Edit: removing the heuristic by returning 0 solves this problem. Which suggests the problem lies with my heuristic. Would anyone know what might be causing it?

A* is not always guaranteed to find a shortest path. While it is true that without a heuristic (h(n) = 0), the shortest path will be found (it becomes Dijkstra's algorithm), this does not mean that with any heuristic the shortest path will be found. The heuristic is added to speed up this search and the trade off is that in some cases you will not find the shortest path.

To understand whats going on, remember that the heuristic is an estimation of the actual distance to target. If the prediction is perfect, the graph is essentially pre-calculated. Consider the following cases.

• If your heuristic is lower than the actual cost, the shortest path will be found.

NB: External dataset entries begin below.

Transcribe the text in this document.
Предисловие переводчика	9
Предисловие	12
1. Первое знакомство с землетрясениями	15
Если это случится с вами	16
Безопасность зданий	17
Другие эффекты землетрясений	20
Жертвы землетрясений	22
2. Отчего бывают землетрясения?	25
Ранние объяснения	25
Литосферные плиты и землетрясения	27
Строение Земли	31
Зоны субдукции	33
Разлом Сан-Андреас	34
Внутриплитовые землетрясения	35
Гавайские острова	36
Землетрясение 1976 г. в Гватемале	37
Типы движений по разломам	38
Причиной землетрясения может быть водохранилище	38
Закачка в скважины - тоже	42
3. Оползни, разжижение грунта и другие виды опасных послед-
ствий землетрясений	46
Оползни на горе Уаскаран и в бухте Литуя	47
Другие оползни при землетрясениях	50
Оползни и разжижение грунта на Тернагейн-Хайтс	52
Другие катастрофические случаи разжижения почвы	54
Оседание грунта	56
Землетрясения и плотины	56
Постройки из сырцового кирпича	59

• If the heuristic is equal to the actual cost, all shortest paths are essentially pre-calculated, and the shortest path will be found without any unnecessary exploring.

• If the heuristic is sometimes greater than the actual cost, than A* is not guaranteed to find the shortest path, but search time may be faster than if the heuristic made underestimations.

It seems that your heuristic is underestimating the cost. It could be you have faulty neighbor generation or cost calculator.